La banalità del bene, dai Grest alla Gmg

C’è una “banalità del male”, che genera morte, ma poi c’è anche una “banalità del bene”, che alimenta la profezia. C’è uno scontro tra oscurità e luce che in queste settimane passa dalle vite dei nostri giovani. Passa e lascia segni profondi, alcuni dei quali fanno notizia, assurgono a chiavi di lettura complessive sulla situazione delle nuove generazioni, diventano virali sui social; fanno il rumore sconvolgente di un Suv che distrugge un’utilitaria e uccide un bimbo per una challenge sul web, ci colpiscono come le urla di una ragazza ferita a morte da un coetaneo e come le laceranti grida di dolore di una famiglia che perde una figlia e lo sguardo sul proprio futuro.

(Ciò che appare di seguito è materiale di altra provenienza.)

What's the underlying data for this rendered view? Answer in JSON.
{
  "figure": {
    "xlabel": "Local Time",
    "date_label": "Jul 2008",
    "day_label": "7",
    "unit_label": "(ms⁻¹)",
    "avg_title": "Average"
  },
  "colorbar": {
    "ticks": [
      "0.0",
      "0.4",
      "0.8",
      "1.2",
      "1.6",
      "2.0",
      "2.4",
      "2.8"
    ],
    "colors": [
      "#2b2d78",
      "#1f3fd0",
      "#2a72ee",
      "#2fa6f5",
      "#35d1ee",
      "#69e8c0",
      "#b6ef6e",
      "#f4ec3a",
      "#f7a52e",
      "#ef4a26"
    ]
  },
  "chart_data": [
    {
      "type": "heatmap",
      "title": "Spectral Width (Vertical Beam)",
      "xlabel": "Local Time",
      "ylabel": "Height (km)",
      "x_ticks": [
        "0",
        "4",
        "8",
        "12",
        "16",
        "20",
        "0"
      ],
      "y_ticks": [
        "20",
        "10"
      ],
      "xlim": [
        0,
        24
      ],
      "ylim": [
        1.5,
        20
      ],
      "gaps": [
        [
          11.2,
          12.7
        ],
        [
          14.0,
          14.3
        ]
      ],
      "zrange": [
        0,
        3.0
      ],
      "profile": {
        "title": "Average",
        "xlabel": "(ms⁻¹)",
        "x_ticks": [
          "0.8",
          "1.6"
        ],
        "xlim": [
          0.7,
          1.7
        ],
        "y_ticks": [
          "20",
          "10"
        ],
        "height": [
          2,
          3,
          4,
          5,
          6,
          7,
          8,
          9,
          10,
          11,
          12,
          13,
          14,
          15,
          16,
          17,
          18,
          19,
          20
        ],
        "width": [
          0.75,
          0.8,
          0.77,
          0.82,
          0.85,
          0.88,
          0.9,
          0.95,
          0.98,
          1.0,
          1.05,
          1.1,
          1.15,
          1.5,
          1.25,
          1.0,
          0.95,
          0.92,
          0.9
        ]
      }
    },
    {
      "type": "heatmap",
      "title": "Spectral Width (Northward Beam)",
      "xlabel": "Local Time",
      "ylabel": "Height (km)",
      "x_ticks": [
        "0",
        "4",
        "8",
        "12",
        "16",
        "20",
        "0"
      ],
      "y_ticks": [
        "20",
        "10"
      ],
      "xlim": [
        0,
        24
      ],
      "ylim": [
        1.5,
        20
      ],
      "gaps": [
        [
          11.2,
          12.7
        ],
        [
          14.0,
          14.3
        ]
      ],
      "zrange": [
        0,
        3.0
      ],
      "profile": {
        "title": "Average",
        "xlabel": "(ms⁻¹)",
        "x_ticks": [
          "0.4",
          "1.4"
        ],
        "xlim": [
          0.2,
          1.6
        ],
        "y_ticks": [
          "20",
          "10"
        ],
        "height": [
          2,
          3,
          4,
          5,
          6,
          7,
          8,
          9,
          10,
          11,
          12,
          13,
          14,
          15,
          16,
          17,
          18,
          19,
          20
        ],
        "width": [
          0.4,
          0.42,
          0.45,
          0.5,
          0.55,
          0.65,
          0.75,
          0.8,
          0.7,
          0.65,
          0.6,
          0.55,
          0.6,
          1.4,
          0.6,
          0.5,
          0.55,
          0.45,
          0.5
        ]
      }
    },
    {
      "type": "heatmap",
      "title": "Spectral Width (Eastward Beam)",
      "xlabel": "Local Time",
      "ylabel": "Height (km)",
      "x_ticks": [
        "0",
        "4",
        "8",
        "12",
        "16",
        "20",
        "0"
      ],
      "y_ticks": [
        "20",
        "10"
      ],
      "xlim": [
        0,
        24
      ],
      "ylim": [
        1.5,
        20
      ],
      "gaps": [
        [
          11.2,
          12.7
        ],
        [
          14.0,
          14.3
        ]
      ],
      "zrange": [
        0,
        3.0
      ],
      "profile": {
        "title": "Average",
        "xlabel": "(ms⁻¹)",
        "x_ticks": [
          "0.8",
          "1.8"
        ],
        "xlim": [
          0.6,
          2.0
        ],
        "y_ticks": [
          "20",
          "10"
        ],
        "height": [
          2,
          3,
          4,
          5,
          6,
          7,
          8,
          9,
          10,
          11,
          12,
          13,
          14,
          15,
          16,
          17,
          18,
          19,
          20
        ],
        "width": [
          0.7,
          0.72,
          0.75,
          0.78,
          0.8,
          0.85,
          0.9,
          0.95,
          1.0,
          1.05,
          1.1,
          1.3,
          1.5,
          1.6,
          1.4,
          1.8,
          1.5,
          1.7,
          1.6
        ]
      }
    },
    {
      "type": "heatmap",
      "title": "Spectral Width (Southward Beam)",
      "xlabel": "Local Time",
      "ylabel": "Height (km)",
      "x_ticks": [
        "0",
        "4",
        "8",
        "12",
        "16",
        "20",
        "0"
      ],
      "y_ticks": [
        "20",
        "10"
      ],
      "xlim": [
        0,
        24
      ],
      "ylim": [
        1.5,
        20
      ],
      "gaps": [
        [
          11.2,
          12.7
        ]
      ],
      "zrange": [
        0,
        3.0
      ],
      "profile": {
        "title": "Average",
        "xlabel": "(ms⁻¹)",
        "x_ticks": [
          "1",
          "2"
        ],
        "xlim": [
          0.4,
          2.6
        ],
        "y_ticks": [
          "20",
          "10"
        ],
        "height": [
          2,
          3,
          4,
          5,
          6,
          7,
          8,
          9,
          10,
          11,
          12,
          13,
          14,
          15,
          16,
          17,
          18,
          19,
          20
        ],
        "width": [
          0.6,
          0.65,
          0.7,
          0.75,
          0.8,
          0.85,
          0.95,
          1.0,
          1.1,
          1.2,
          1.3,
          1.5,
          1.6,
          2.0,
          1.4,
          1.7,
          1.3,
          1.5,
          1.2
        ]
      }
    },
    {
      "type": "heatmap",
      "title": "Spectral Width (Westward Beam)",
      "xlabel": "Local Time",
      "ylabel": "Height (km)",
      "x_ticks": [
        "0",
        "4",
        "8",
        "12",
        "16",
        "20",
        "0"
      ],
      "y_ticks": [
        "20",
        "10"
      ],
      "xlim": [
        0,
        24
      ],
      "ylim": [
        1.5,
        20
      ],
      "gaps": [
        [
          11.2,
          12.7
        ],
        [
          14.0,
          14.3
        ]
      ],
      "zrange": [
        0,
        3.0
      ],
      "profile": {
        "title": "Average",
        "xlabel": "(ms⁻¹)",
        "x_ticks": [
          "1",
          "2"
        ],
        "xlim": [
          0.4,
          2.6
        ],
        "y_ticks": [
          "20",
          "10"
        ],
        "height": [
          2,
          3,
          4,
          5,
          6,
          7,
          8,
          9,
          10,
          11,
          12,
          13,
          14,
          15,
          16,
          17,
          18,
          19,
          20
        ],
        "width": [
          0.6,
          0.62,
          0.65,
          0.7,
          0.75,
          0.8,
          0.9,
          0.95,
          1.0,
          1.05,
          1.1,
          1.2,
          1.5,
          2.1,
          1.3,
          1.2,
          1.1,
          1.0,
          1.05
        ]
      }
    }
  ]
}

Altri segni, invece, fanno solo il rumore del fruscio di una borraccia infilata in uno zaino accanto a un sacco a pelo, non producono più chiasso del vociare di bambini allegri che giocano al di là della recinzione di un oratorio in un assolato pomeriggio d’estate, ci arrivano ovattati come i canti di gruppo di ragazzi dai finestrini di un autobus diretto a una piscina, a un lago in montagna o verso una spiaggia. E poi ci siamo noi, che dobbiamo decidere a quale di queste stimolazioni uditive e visive dare più credito, quali segni approfondire e indagare, in quale delle due “banalità” investire le nostre risorse. Insomma, la vera “challenge” di questa estate è quella che si gioca sul palco del discorso pubblico – a partire dall’intimità delle mura domestiche, così come negli spazi condivisi della vita di comunità e nei luoghi in cui si costruisce l’esperienza sociale – e che vede scontrarsi due evidenze opposte sulle nuove generazioni.